After World War II, Viktor Kálmán worked for the humor magazines Ludas Matyi (1945-1947), Igazság (1946) and the Szabad Száj (1946-1948). In Ludas Matyi he was the original artist of the funny animal series about the donkey 'Kuksi', presumably written by editor Ferenc Hídvégi. The comic documented Hungarian post-war social and political life. It is unknown when Kálmán left the series, but after his tenure, around 1948-1949, the series turned to promoting the communist ideology. Kálmán was by then still working for Szabad Száj, which continued to attack the communists.

International work
According to the blurb on Kálmán's US cartoon book 'Red Primer' (1967), Kálmán has not only been imprisoned by the Nazis, but also by the Soviets. He was locked up in solitary confinement in the Gödöllő prison camp near Budapest, but overlooked when the Gulag was emptied and all able-bodied men were sent to Siberia. Kálmán managed to flee to Austria in December 1948. From there, he saw his cartoons published in several European newspapers and magazines, including the Salzburger Nachrichten, the Wiener Kurier and the Emigrans Szabad Szaj ("Emigrant Free Speech"), which was published in Paris, France, as well as Paraat from Amsterdam, the Netherlands. He later moved to the United States.

"The Party unselfishly led the way to the top. Once on top, the Party insisted upon assuming the thankless job of ruling, generously waving aside all help. This is what they celebrate nowadays as the Great October Revolution." (From: 'Red Primer')

United States
In the States, he was known under the name Victor Vashi. During the 1960s he was living in Washington D.C., while working at the McCoy Art Studio.
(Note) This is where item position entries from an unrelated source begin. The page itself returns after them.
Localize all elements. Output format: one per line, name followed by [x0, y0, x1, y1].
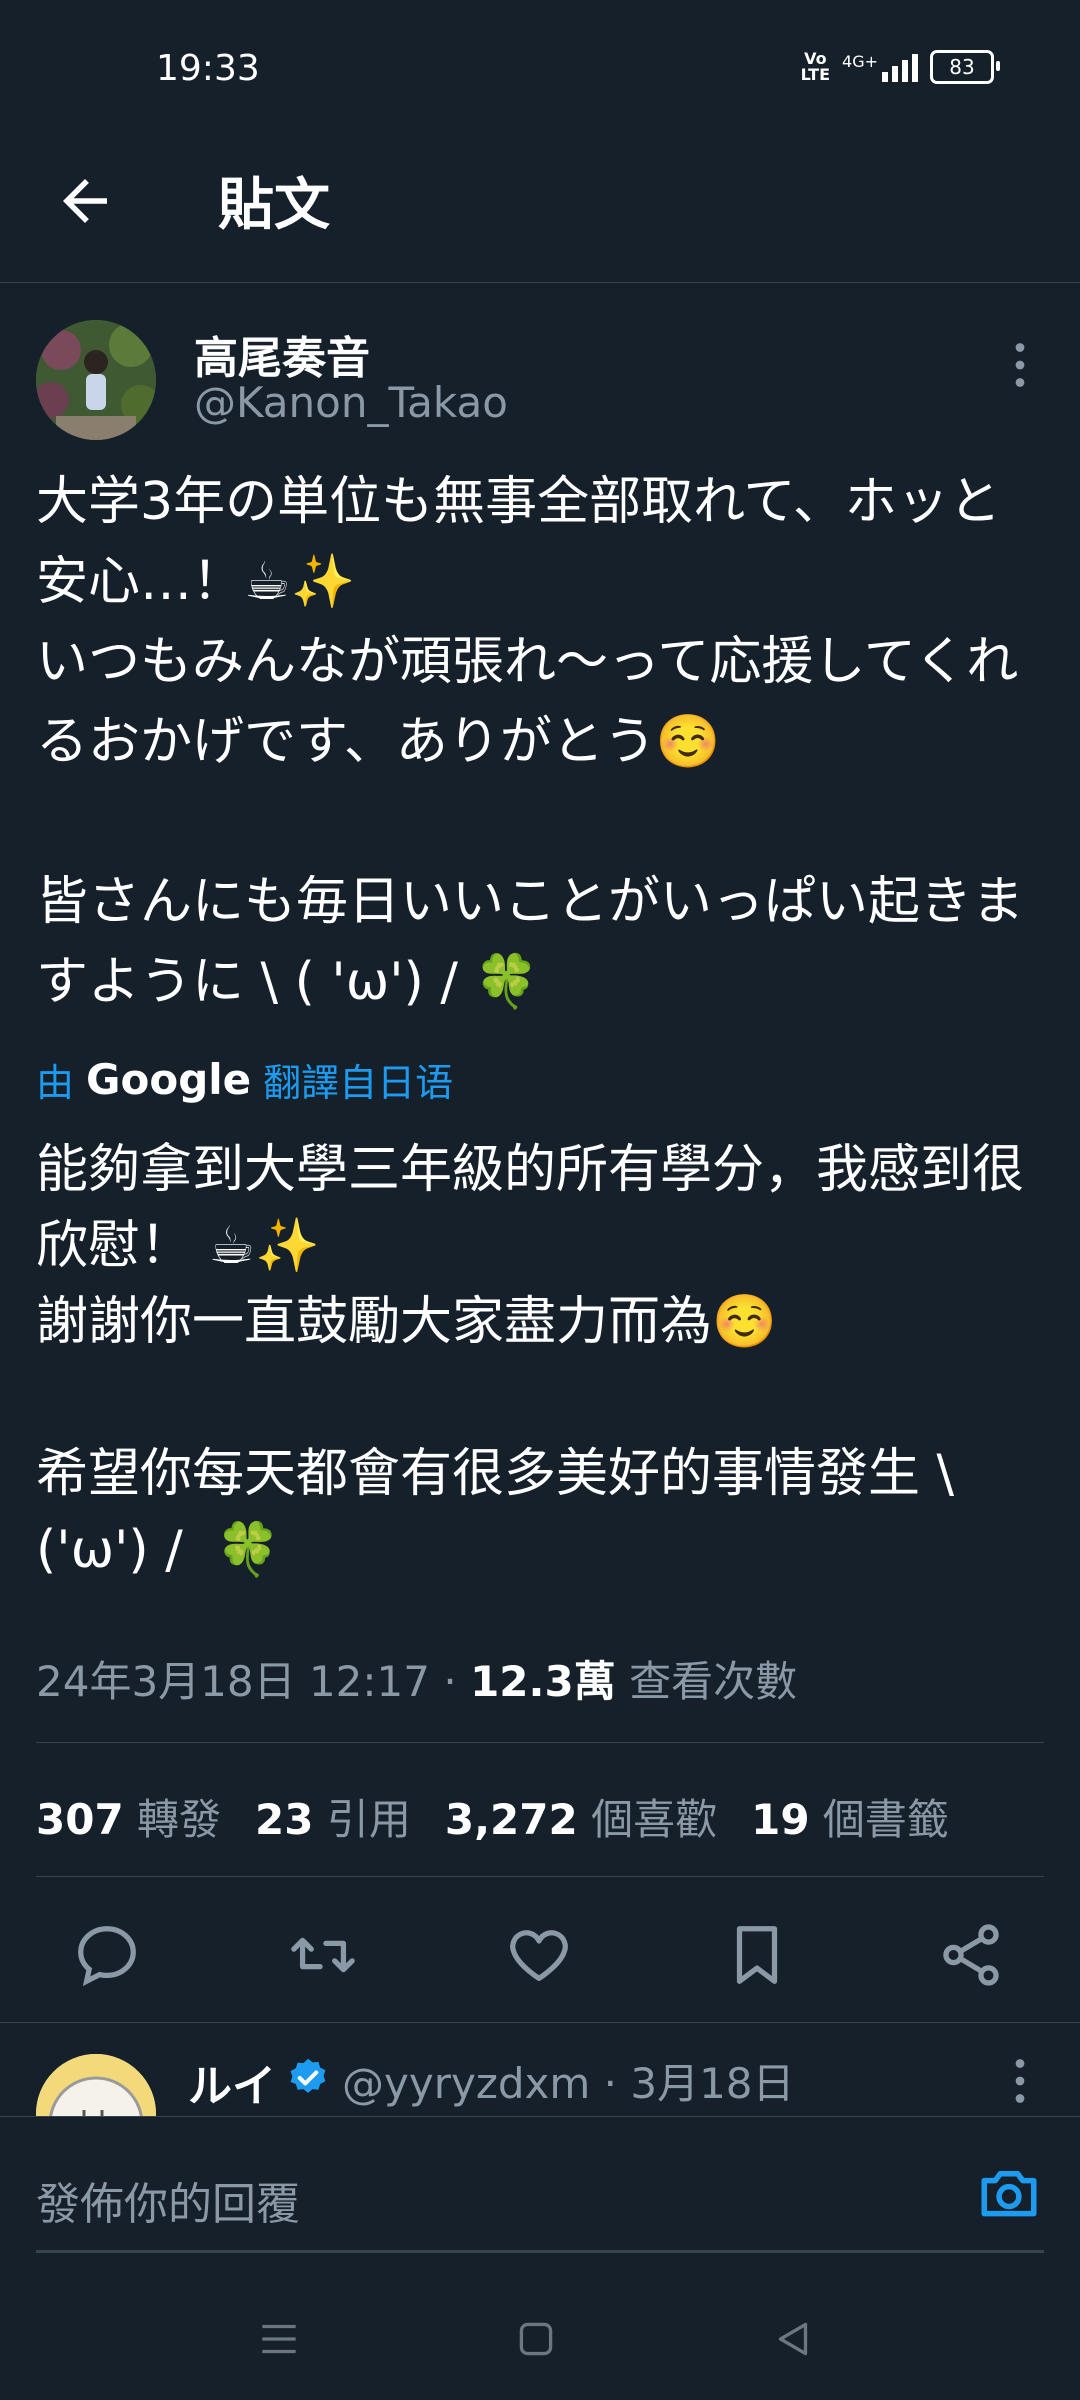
tweet-text: 大学3年の単位も無事全部取れて、ホッと安心…！☕✨ いつもみんなが頑張れ〜って応… [36, 472, 1025, 1012]
translate-suffix: 翻譯自日语 [263, 1061, 454, 1105]
translate-prefix: 由 [36, 1061, 75, 1105]
menu-nav-icon[interactable] [254, 2314, 304, 2364]
top-app-bar [0, 140, 1080, 283]
input-underline [36, 2250, 1044, 2253]
divider [36, 1876, 1044, 1877]
bookmarks-stat[interactable]: 19 個書籤 [751, 1786, 949, 1847]
verified-badge-icon [290, 2058, 326, 2093]
reply-input[interactable]: 發佈你的回覆 [36, 2168, 300, 2232]
engagement-stats: 307 轉發 23 引用 3,272 個喜歡 19 個書籤 [36, 1786, 949, 1847]
quotes-stat[interactable]: 23 引用 [255, 1786, 411, 1847]
battery-icon: 83 [930, 50, 1000, 84]
views-label: 查看次數 [629, 1657, 798, 1706]
avatar-photo [36, 320, 156, 440]
status-icons: Vo LTE 4G+ 83 [800, 49, 1000, 84]
home-nav-icon[interactable] [511, 2314, 561, 2364]
reply-author-name[interactable]: ルイ [188, 2050, 276, 2114]
like-icon[interactable] [504, 1920, 574, 1990]
divider [0, 2022, 1080, 2023]
meta-separator: · [443, 1657, 457, 1706]
status-time: 19:33 [156, 48, 260, 89]
more-options-icon[interactable] [1000, 340, 1040, 390]
translated-text: 能夠拿到大學三年級的所有學分，我感到很欣慰！ ☕✨ 謝謝你一直鼓勵大家盡力而為☺… [36, 1140, 1025, 1580]
reply-more-options-icon[interactable] [1000, 2056, 1040, 2106]
retweets-stat[interactable]: 307 轉發 [36, 1786, 221, 1847]
likes-stat[interactable]: 3,272 個喜歡 [445, 1786, 717, 1847]
tweet-action-bar [0, 1880, 1080, 2020]
google-logo: Google [86, 1055, 252, 1104]
signal-icon: 4G+ [842, 52, 918, 82]
share-icon[interactable] [936, 1920, 1006, 1990]
tweet-meta: 24年3月18日 12:17 · 12.3萬 查看次數 [36, 1648, 797, 1709]
back-arrow-icon[interactable] [52, 168, 118, 234]
camera-icon[interactable] [976, 2160, 1042, 2226]
author-handle[interactable]: @Kanon_Takao [194, 378, 508, 427]
volte-icon: Vo LTE [800, 49, 831, 84]
back-nav-icon[interactable] [768, 2314, 818, 2364]
reply-handle-date[interactable]: @yyryzdxm · 3月18日 [342, 2050, 795, 2111]
divider [36, 1742, 1044, 1743]
retweet-icon[interactable] [288, 1920, 358, 1990]
bookmark-icon[interactable] [722, 1920, 792, 1990]
author-name[interactable]: 高尾奏音 [194, 322, 370, 386]
tweet-timestamp[interactable]: 24年3月18日 12:17 [36, 1657, 430, 1706]
reply-icon[interactable] [72, 1920, 142, 1990]
translation-attribution[interactable]: 由 Google 翻譯自日语 [36, 1052, 453, 1107]
views-count: 12.3萬 [470, 1657, 616, 1706]
page-title: 貼文 [218, 173, 330, 238]
author-avatar[interactable] [36, 320, 156, 440]
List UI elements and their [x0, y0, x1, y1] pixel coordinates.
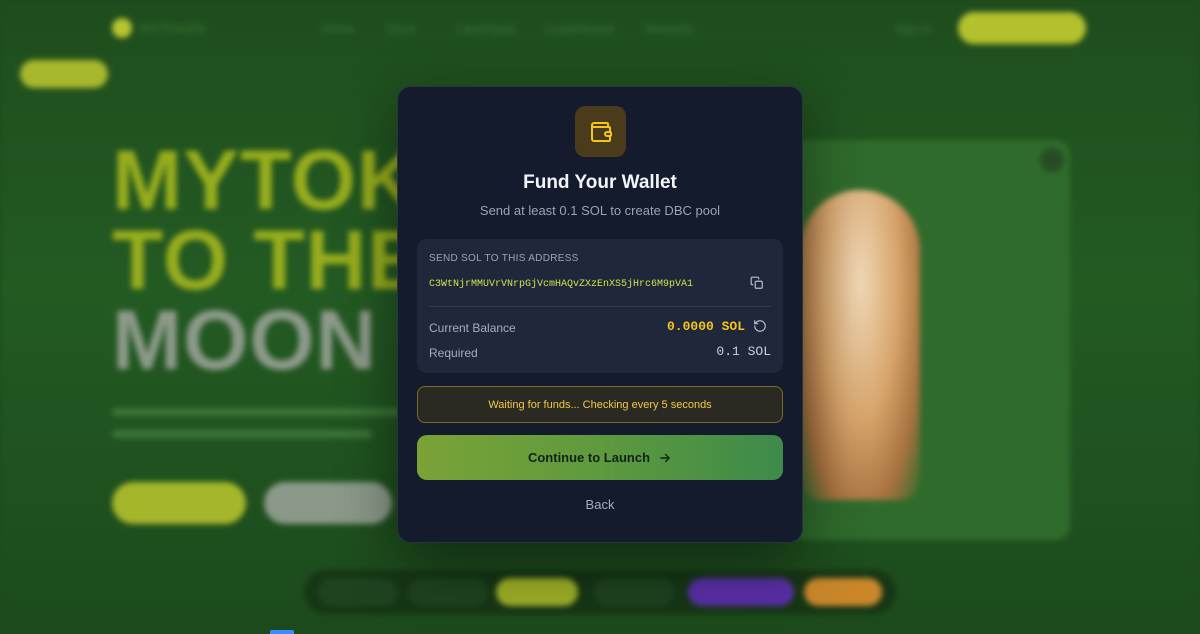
background-dog-image: [800, 190, 920, 500]
modal-title: Fund Your Wallet: [523, 172, 677, 193]
required-value: 0.1 SOL: [716, 344, 771, 359]
background-navbar: MYTOKEN Home Docs Launchpad Leaderboard …: [0, 10, 1200, 46]
background-close-icon: [1040, 148, 1064, 172]
background-nav-link: Home: [322, 22, 355, 36]
status-text: Waiting for funds... Checking every 5 se…: [488, 398, 712, 411]
back-button[interactable]: Back: [398, 497, 802, 512]
background-nav-link: Docs: [388, 22, 416, 36]
wallet-address[interactable]: C3WtNjrMMUVrVNrpGjVcmHAQvZXzEnXS5jHrc6M9…: [429, 279, 693, 290]
balance-label: Current Balance: [429, 321, 516, 335]
background-cta-button: [958, 12, 1086, 44]
background-nav-link: Leaderboard: [545, 22, 614, 36]
modal-subtitle: Send at least 0.1 SOL to create DBC pool: [479, 203, 721, 218]
waiting-status-banner: Waiting for funds... Checking every 5 se…: [417, 386, 783, 423]
card-divider: [429, 306, 771, 307]
copy-icon[interactable]: [750, 276, 766, 292]
taskbar-app-icon[interactable]: [270, 630, 294, 634]
refresh-icon[interactable]: [753, 319, 767, 333]
background-nav-link: Launchpad: [456, 22, 516, 36]
background-signin-link: Sign in: [895, 22, 932, 36]
arrow-right-icon: [660, 453, 670, 462]
continue-label: Continue to Launch: [527, 450, 651, 465]
background-description: [112, 408, 412, 452]
continue-to-launch-button[interactable]: Continue to Launch: [417, 435, 783, 480]
background-dock: [304, 570, 896, 614]
wallet-icon: [575, 106, 626, 157]
address-card: SEND SOL TO THIS ADDRESS C3WtNjrMMUVrVNr…: [417, 239, 783, 373]
fund-wallet-modal: Fund Your Wallet Send at least 0.1 SOL t…: [397, 86, 803, 543]
required-label: Required: [429, 346, 478, 360]
background-pill-badge: [20, 60, 108, 88]
address-label: SEND SOL TO THIS ADDRESS: [429, 253, 579, 264]
background-logo: MYTOKEN: [112, 18, 205, 38]
background-logo-text: MYTOKEN: [140, 20, 205, 36]
background-secondary-button: [264, 482, 392, 524]
logo-mark-icon: [112, 18, 132, 38]
background-nav-link: Rewards: [646, 22, 694, 36]
background-primary-button: [112, 482, 246, 524]
balance-value: 0.0000 SOL: [666, 319, 745, 334]
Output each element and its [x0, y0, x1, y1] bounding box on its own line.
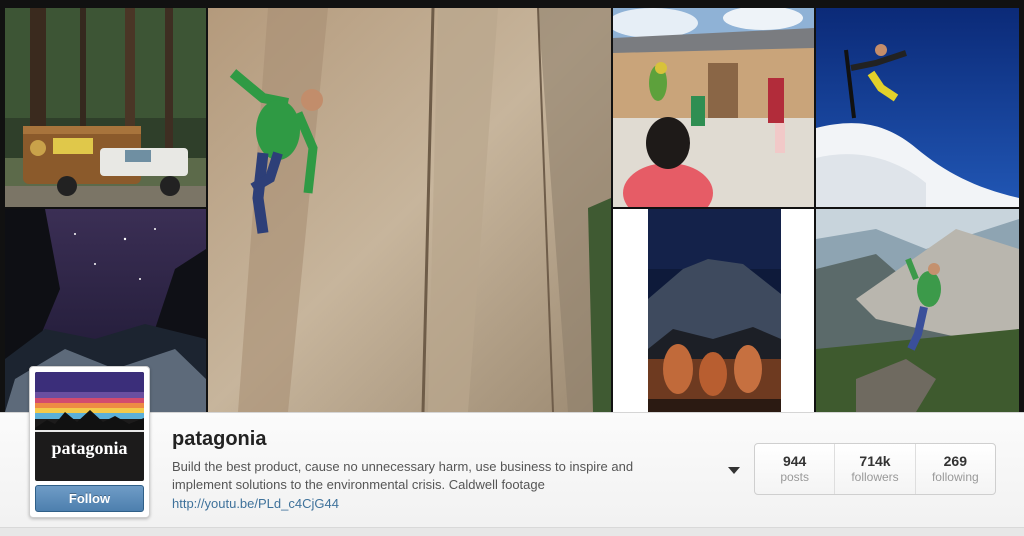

In the next decade, Vashi was the chief cartoonist for the Machinist union newspaper at its headquarters on Connecticut Avenue in Washington D.C. He also drew for publications aimed at the Hungarian American population, such as Magyarsag from Pittsburgh, Kepes Magyar Magazin from New York and the publications of the Federation of Hungarian Former Political Prisoners of New York.

Soviet spoof cartoon books
Victor Vashi is however best known for two political cartoon books, full of tongue-in-cheek satire. His first collection was 'The Sing Along with Khrushchev Coloring Book' (1962), written from the perspective of Nikita Khrushchev's granddaughter, writing to her pen pal Caroline Kennedy, the daughter of American President John F. Kennedy. The book was published in 1962 by the Sov-o'Press, a phoney label presumably part of the joke. Vashi's next book was 'Red Primer for Children and Diplomats' (Viewpoint Books, 1967), a humorous cartoon history of communism in the Soviet Union, published on the occasion fo the 50th anniversary of the October Revolution.

Final years and death
The artist returned to Europe later in life. He passed away in Vienna, Austria, in 1985.

Drawing from the cartoon book 'Red Primer' (1967).